Da klotzt er wieder, der Hass: Frau Soraly schreit bei dieser schreckensgrauen Landschaft in den letzten Filmmonaten im Jahre 2007 – ein Jahr, so viel schlechtere Filme es in einem Gemisch mit alten Hasen des Regiegebietes kaum je gegeben hat. Doch es fällt eine gutmütige Haltung ab, mit den urplötzlich verzeichneten Verschiebungen, die auf frischer Tat ertappt werden. Unlängst zuerst bleibt eine kleine Sensation bestehen: David Cronenbergs „Eastern Promises“ bleibt auf dem Platze am 27.12, nur mit anderer Betitelung „Tödliche Versprechen“. Was denn im filmischen Jahr 2008 so alles tödlich enden könnte ist die fehlgeschlagene Eindeutschung „Eine Sekunde nur“ des ursprünglichen „Reservation Road“, der nach wie vor am 13.03 startet, eine Sekunde später als die zurück geschobenen Schreihälse „I’m not there“ (31.01) und „Die Liebe in Zeiten der Cholera“ (21.02).

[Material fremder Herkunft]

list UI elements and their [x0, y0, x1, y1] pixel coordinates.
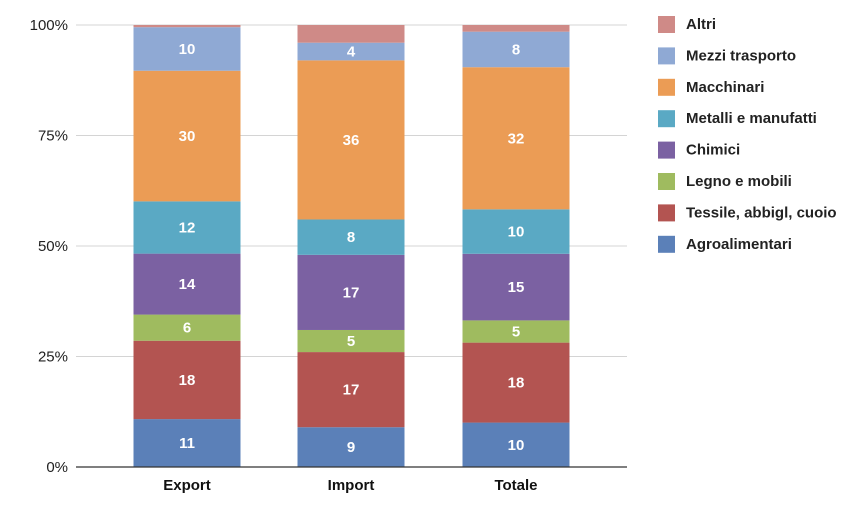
data-label: 8	[347, 229, 355, 246]
data-label: 30	[179, 128, 196, 145]
legend-label: Legno e mobili	[686, 173, 792, 190]
legend-item: Tessile, abbigl, cuoio	[658, 204, 837, 222]
legend-item: Metalli e manufatti	[658, 110, 817, 128]
legend-item: Agroalimentari	[658, 235, 792, 253]
bar-segment	[133, 27, 241, 71]
legend-swatch	[658, 47, 675, 65]
data-label: 10	[508, 224, 525, 241]
legend-swatch	[658, 235, 675, 253]
data-label: 32	[508, 130, 525, 147]
data-label: 17	[343, 382, 360, 399]
legend-item: Altri	[658, 16, 716, 33]
legend-label: Altri	[686, 16, 716, 33]
data-label: 5	[512, 324, 520, 341]
data-label: 10	[179, 41, 196, 58]
y-tick-label: 75%	[38, 128, 68, 145]
y-axis-ticks: 0% 25% 50% 75% 100%	[30, 17, 68, 476]
legend-swatch	[658, 141, 675, 159]
bar-segment	[462, 320, 570, 343]
legend-label: Agroalimentari	[686, 236, 792, 253]
x-tick-label: Import	[328, 477, 375, 494]
bar-segment	[297, 254, 405, 330]
data-labels: 11 18 6 14 12 30 10 9 17 5 17 8 36 4 10 18 5 15 10 32 8	[179, 41, 525, 456]
bar-segment	[462, 342, 570, 423]
bar-segment	[133, 201, 241, 254]
legend-swatch	[658, 204, 675, 222]
legend-item: Legno e mobili	[658, 173, 792, 190]
data-label: 36	[343, 132, 360, 149]
legend-item: Mezzi trasporto	[658, 47, 796, 65]
data-label: 18	[179, 372, 196, 389]
data-label: 12	[179, 219, 196, 236]
bar-segment	[297, 427, 405, 467]
data-label: 8	[512, 41, 520, 58]
data-label: 15	[508, 279, 525, 296]
y-tick-label: 100%	[30, 17, 68, 34]
bar-segment	[133, 314, 241, 341]
data-label: 6	[183, 320, 191, 337]
bar-segment	[297, 352, 405, 428]
bar-segment	[462, 209, 570, 254]
bar-segment	[297, 60, 405, 220]
data-label: 5	[347, 333, 355, 350]
bar-segment	[297, 219, 405, 255]
bar-segment	[133, 340, 241, 420]
legend-label: Mezzi trasporto	[686, 47, 796, 64]
bar-segment	[462, 253, 570, 321]
data-label: 11	[179, 435, 195, 452]
data-label: 9	[347, 439, 355, 456]
legend-item: Macchinari	[658, 78, 764, 96]
data-label: 10	[508, 437, 525, 454]
bar-segment	[133, 253, 241, 315]
data-label: 18	[508, 375, 525, 392]
legend-label: Metalli e manufatti	[686, 110, 817, 127]
legend-item: Chimici	[658, 141, 740, 159]
bar-segment	[297, 42, 405, 61]
legend: Altri Mezzi trasporto Macchinari Metalli e …	[658, 16, 837, 253]
bar-segment	[297, 329, 405, 353]
bar-segment	[462, 422, 570, 467]
y-tick-label: 50%	[38, 238, 68, 255]
bars	[133, 25, 570, 467]
bar-segment	[462, 31, 570, 68]
legend-label: Tessile, abbigl, cuoio	[686, 204, 837, 221]
legend-swatch	[658, 173, 675, 190]
bar-segment	[133, 70, 241, 202]
x-tick-label: Export	[163, 477, 211, 494]
data-label: 17	[343, 284, 360, 301]
y-tick-label: 25%	[38, 349, 68, 366]
legend-swatch	[658, 78, 675, 96]
legend-swatch	[658, 110, 675, 128]
x-tick-label: Totale	[494, 477, 537, 494]
bar-segment	[133, 25, 241, 28]
data-label: 14	[179, 276, 196, 293]
legend-swatch	[658, 16, 675, 33]
bar-segment	[133, 419, 241, 467]
legend-label: Macchinari	[686, 79, 764, 96]
bar-segment	[462, 67, 570, 210]
data-label: 4	[347, 44, 356, 61]
legend-label: Chimici	[686, 142, 740, 159]
y-tick-label: 0%	[46, 459, 68, 476]
bar-segment	[297, 25, 405, 43]
x-axis-ticks: Export Import Totale	[163, 477, 537, 494]
bar-segment	[462, 25, 570, 32]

Beileibe, die sind ja alle im Grab.

Starttermine – 13.09.07

Frau Soraly sagt in wenigen Sätzen, was in nächster Zeit neues auf der Kanzel wuchert. Hach, warum nur nicht immer so leicht? Woody Allens „Cassandras Traum“ (bleibt „Cassandra“ oder „Kassandra“ oder „Ckassandra“, falls die Herrn Verleiher uneinig sind: Fragt die Soraly) startet am 03.01.08 (verschoben von November), „Planet Terror“, der zweite „Grind House“-Anlauf wird einen Tag auf den 02.10.07 verrückt, „3:10 To Yuma“ (hervorragender Western aus dem Hause Mangold) stiehl in der Vorweihnachtszeit genau am 13.12.07 die Show. „Margot und die Hochzeit“ hat allerhand minder Gründe in Freude zu verfallen. Ein Starttermin wurde doch glatt gestohlen.

Blut um singendes London

Sweeney Todd

Des Nachts streift er durch die Straßen. Dunkel das Meer von schwarzen Seen, dunkel sein Haar, durchzogen von einigen weißen Streifen. Später wird es in blutiger Röte schimmern, vom Schwung eines Rasiermessers zerzaust. Ein Ruck und seine Opfer fielen dahin, den Hals aufgeschlitzt und die Kadaver gebacken zu Fleischstücken. „Sweeney Todd“, der dämonische Friseur, schlich durch London. Doch weder Ignoranz, noch leergefegte Geschichtsbücher konnten Tim Burton, einen Schlächter des Normalen, dem Künstler des Bizarren, davon abhalten, ein Musical über Todd in filmische Maße zu versetzen. „Sweeney Todd“ kommt mit Johnny Depp und einer R-Freigabe (entspricht dem Deutschen „ab 16“) daher. Und sein Fegefeuer leuchtet am 21.02.08 vor den Oscar-Festspielen in deutschen Lichtspielhäusern. In der kalten Winterszeit ein Genuss bester Fleischwaren.